Lehigh University Police Officer Lora Martin talks proudly of her Portuguese, Slovakian and Hungarian heritage and her upbringing by industrious parents, who had instilled in her the value of hard work. Her grandfather, father and two uncles worked for decades at Bethlehem Steel, not far from Lehigh University. Her grandmother, mother and an aunt worked in sewing factories, also in South Side Bethlehem.
Her parents had each left school by ninth grade to work and help support their families.
The youngest of four children, Martin says she struggled in school in her early years because of problems with reading comprehension. And, because of several family moves, she attended five elementary schools, two middle schools and one high school, which also affected her education.
“I was so behind in my education and I never gave up,” she says. “I learned at the end I'm not alone, and there are so many more resources for students out there today. I can have more time on my tests, but I decline. I sometimes think my parents raised me [to be] too strong.”

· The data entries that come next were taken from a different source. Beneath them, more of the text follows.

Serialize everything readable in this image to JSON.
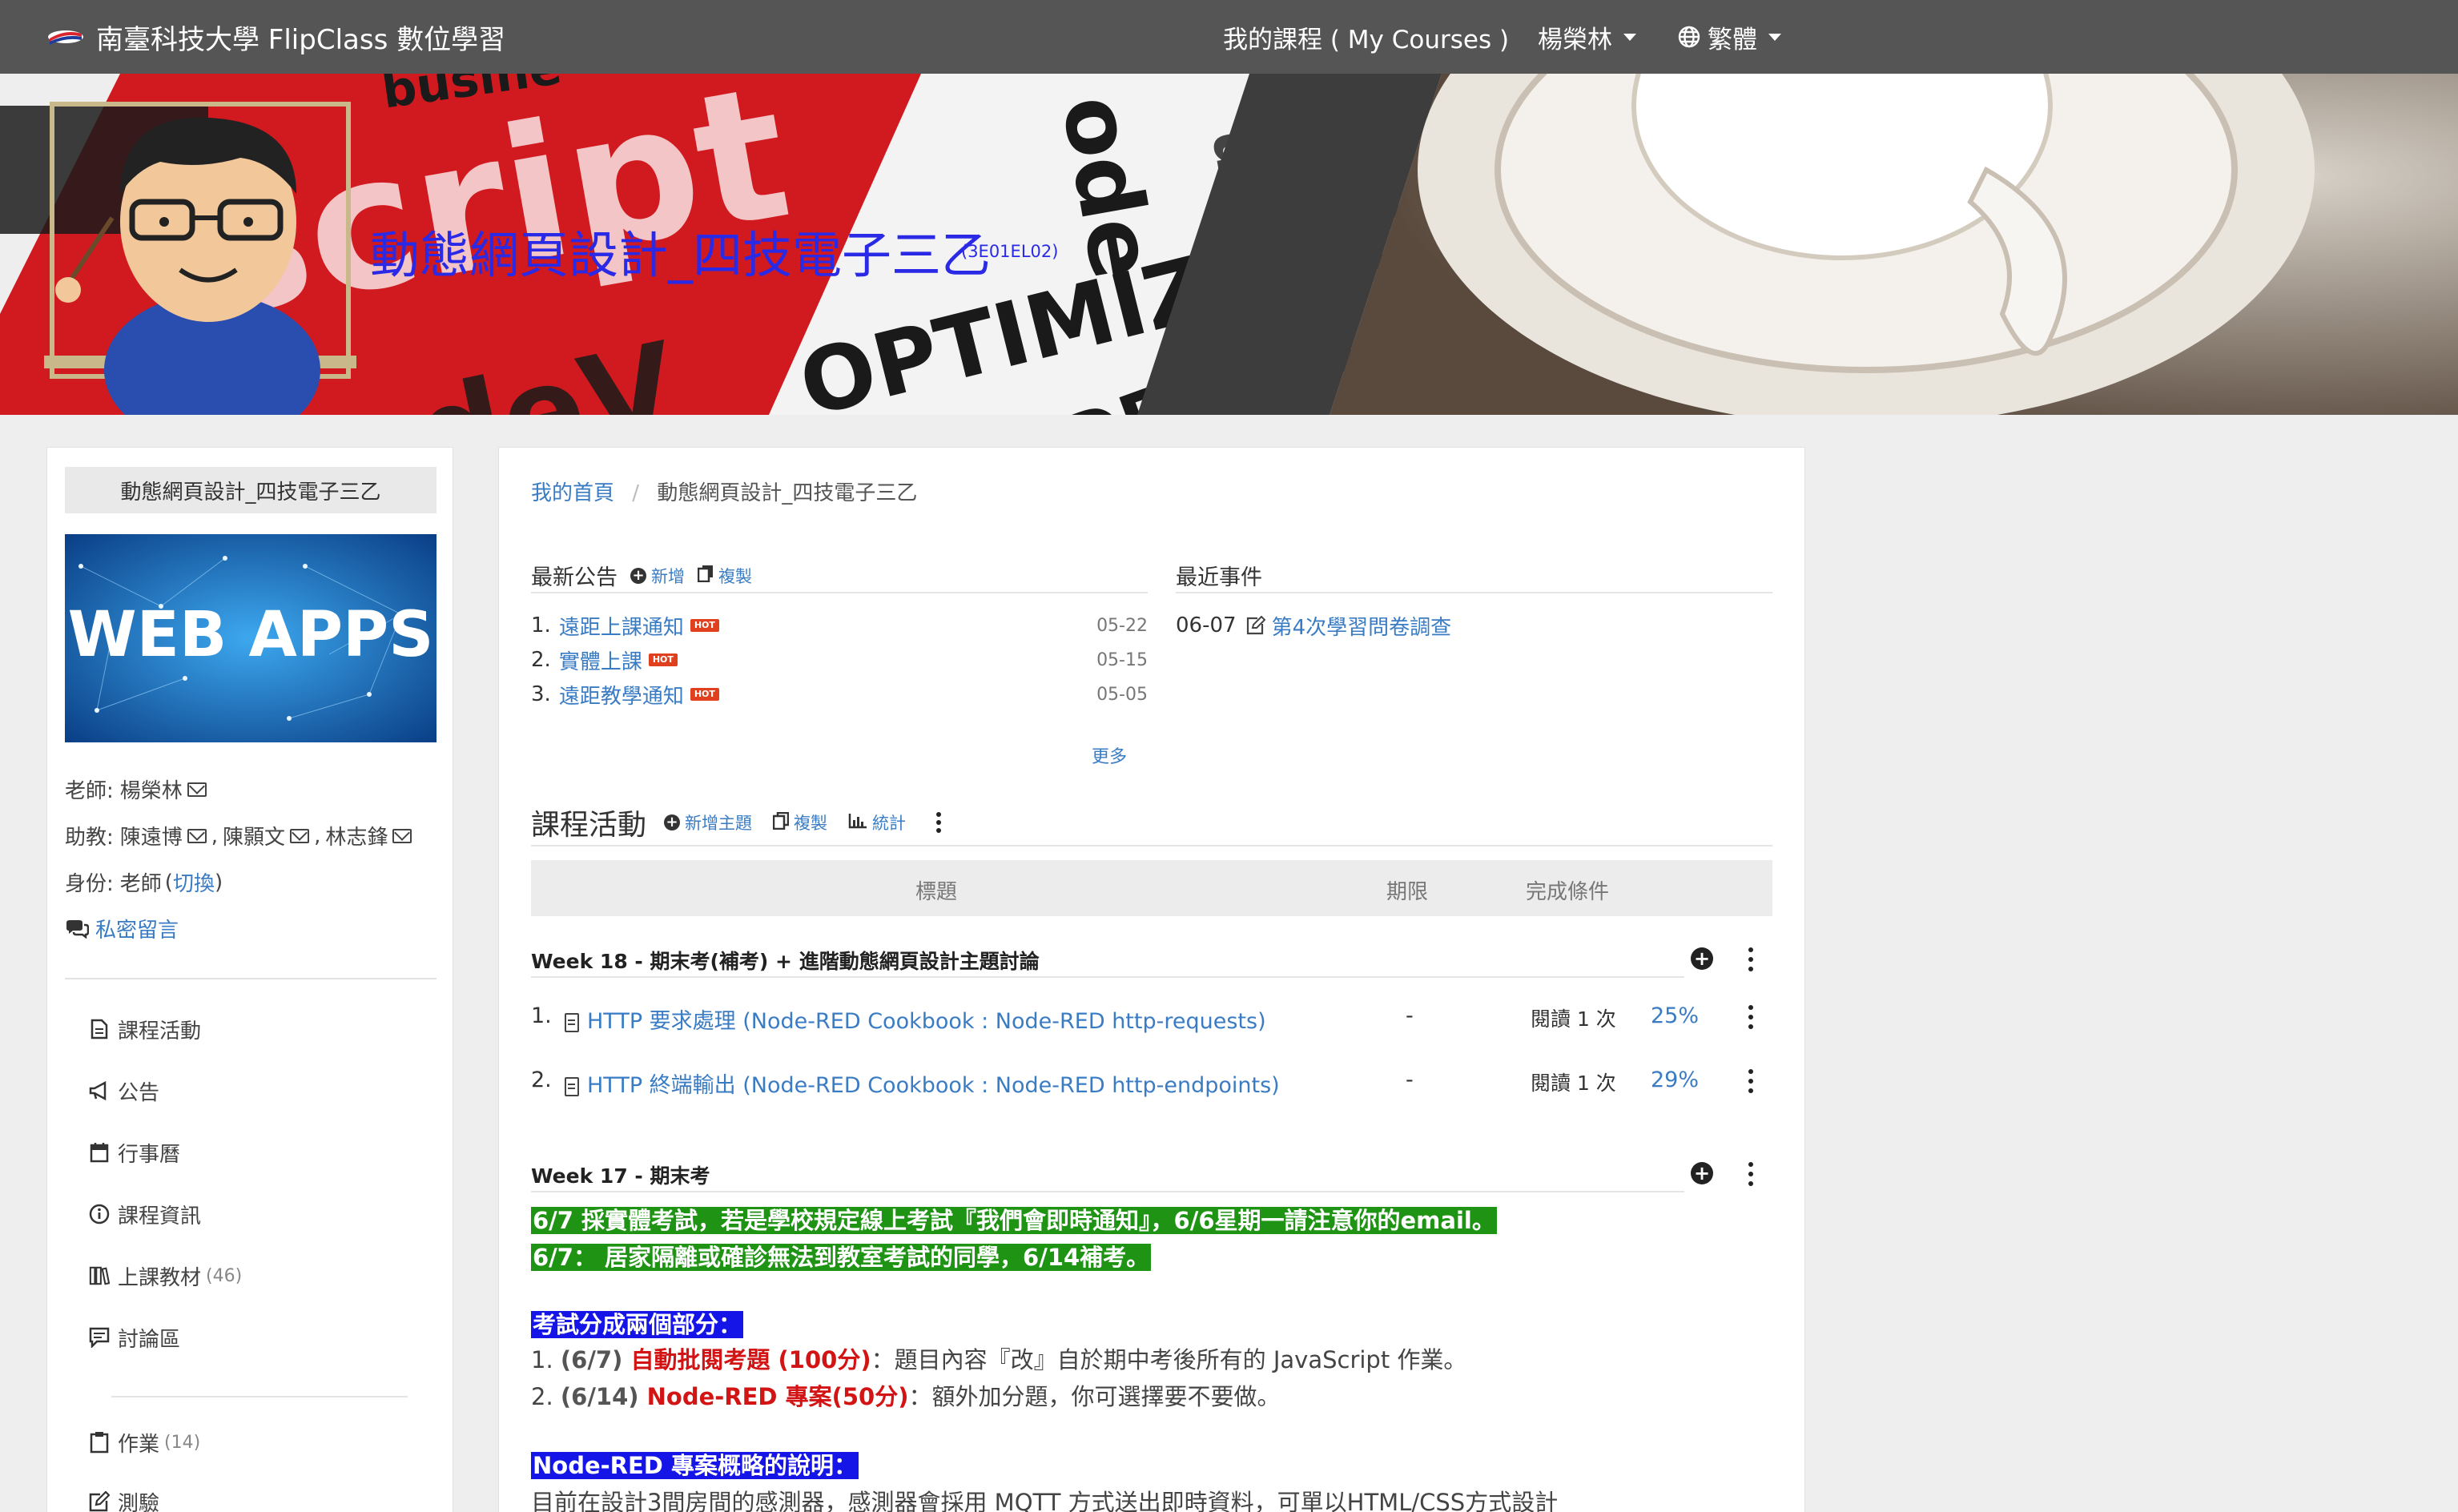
{
  "topnav": {
    "brand": "南臺科技大學 FlipClass 數位學習",
    "my_courses": "我的課程 ( My Courses )",
    "user": "楊榮林",
    "language": "繁體"
  },
  "banner": {
    "course_title": "動態網頁設計_四技電子三乙",
    "course_code": "(3E01EL02)"
  },
  "sidebar": {
    "title": "動態網頁設計_四技電子三乙",
    "image_text": "WEB APPS",
    "teacher_label": "老師:",
    "teacher_name": "楊榮林",
    "ta_label": "助教:",
    "ta_names": [
      "陳遠博",
      "陳顥文",
      "林志鋒"
    ],
    "identity_label": "身份:",
    "identity_value": "老師",
    "identity_switch": "切換",
    "private_msg": "私密留言",
    "menu": [
      {
        "label": "課程活動",
        "icon": "file-icon",
        "count": ""
      },
      {
        "label": "公告",
        "icon": "megaphone-icon",
        "count": ""
      },
      {
        "label": "行事曆",
        "icon": "calendar-icon",
        "count": ""
      },
      {
        "label": "課程資訊",
        "icon": "info-icon",
        "count": ""
      },
      {
        "label": "上課教材",
        "icon": "books-icon",
        "count": "(46)"
      },
      {
        "label": "討論區",
        "icon": "comment-icon",
        "count": ""
      }
    ],
    "menu2": [
      {
        "label": "作業",
        "icon": "clipboard-icon",
        "count": "(14)"
      },
      {
        "label": "測驗",
        "icon": "edit-icon",
        "count": ""
      }
    ]
  },
  "breadcrumb": {
    "home": "我的首頁",
    "current": "動態網頁設計_四技電子三乙"
  },
  "announcements": {
    "title": "最新公告",
    "add": "新增",
    "copy": "複製",
    "more": "更多",
    "items": [
      {
        "num": "1.",
        "title": "遠距上課通知",
        "date": "05-22",
        "badge": "HOT"
      },
      {
        "num": "2.",
        "title": "實體上課",
        "date": "05-15",
        "badge": "HOT"
      },
      {
        "num": "3.",
        "title": "遠距教學通知",
        "date": "05-05",
        "badge": "HOT"
      }
    ]
  },
  "events": {
    "title": "最近事件",
    "items": [
      {
        "date": "06-07",
        "title": "第4次學習問卷調查"
      }
    ]
  },
  "activities": {
    "title": "課程活動",
    "add_topic": "新增主題",
    "copy": "複製",
    "stats": "統計",
    "col_title": "標題",
    "col_deadline": "期限",
    "col_condition": "完成條件"
  },
  "weeks": [
    {
      "title": "Week 18 - 期末考(補考) + 進階動態網頁設計主題討論",
      "items": [
        {
          "num": "1.",
          "title": "HTTP 要求處理 (Node-RED Cookbook : Node-RED http-requests)",
          "deadline": "-",
          "condition": "閱讀 1 次",
          "percent": "25%"
        },
        {
          "num": "2.",
          "title": "HTTP 終端輸出 (Node-RED Cookbook : Node-RED http-endpoints)",
          "deadline": "-",
          "condition": "閱讀 1 次",
          "percent": "29%"
        }
      ]
    },
    {
      "title": "Week 17 - 期末考",
      "content": {
        "green1": "6/7 採實體考試，若是學校規定線上考試『我們會即時通知』，6/6星期一請注意你的email。",
        "green2": "6/7： 居家隔離或確診無法到教室考試的同學，6/14補考。",
        "blue1": "考試分成兩個部分：",
        "line1_num": "1. ",
        "line1_date": "(6/7)",
        "line1_red": " 自動批閱考題 (100分)",
        "line1_rest": "：題目內容『改』自於期中考後所有的 JavaScript 作業。",
        "line2_num": "2. ",
        "line2_date": "(6/14)",
        "line2_red": " Node-RED 專案(50分)",
        "line2_rest": "：額外加分題，你可選擇要不要做。",
        "blue2": "Node-RED 專案概略的說明：",
        "line3": "目前在設計3間房間的感測器，感測器會採用 MQTT 方式送出即時資料，可單以HTML/CSS方式設計"
      }
    }
  ],
  "colors": {
    "nav_bg": "#555555",
    "link": "#3a7cc4",
    "highlight_green": "#1f9414",
    "highlight_blue": "#1515e8",
    "hot_badge": "#e0401e",
    "red_text": "#d21414"
  }
}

Martin adds, “I honestly believed college wasn’t in the cards for me.” But a few years out of high school, she enrolled at Northampton Community College (NCC) on a part-time basis while working full-time, earning an associate’s degree in criminal justice.
She remembers “walking into an unfamiliar environment without a road map or breadcrumbs to follow. You're creating this new path for yourself, all on your own, without any guidance.”
As she reflected on being a #firstgen student, she says, “The hardest part was figuring everything out on my own and not being sure if I was on the right path. It just felt like everything took a little longer for me to comprehend.”
Martin says she can imagine how wonderful it must be if parents are able to share memories of their first time on a college campus with their sons or daughters—”something I wish I had. I didn’t know there were all these perks on a college campus. I was just happy enough sitting in the classroom for the first time.
“Someone once said to me, ‘Stop feeling sorry for yourself.’ And he was right. It’s not about what you don’t have, it’s about what you do have. I have broken not just barriers, but the cycle.”
After NCC, Martin went on to the Police Academy at Montgomery County Community College to train to be an officer, also while working full-time. She was then offered a job at Lehigh University, where she has distinguished herself. In 2020, she received the John W. and Barbara R. Woltjen Award for her commitment to Lehigh and her exceptional service to the campus community. She also received Lehigh’s Tradition of Excellence Award in 2019 and a Keys to Our Success Award in 2017-2018. She has taught many self-defense and crime prevention courses to Lehigh students, staff and faculty.
Martin is pursuing her bachelor’s degree in criminal justice at DeSales University, with graduation expected in 2021.
“My college degree doesn’t just symbolize my accomplishment,” she says, “but also my family’s. I am blessed.”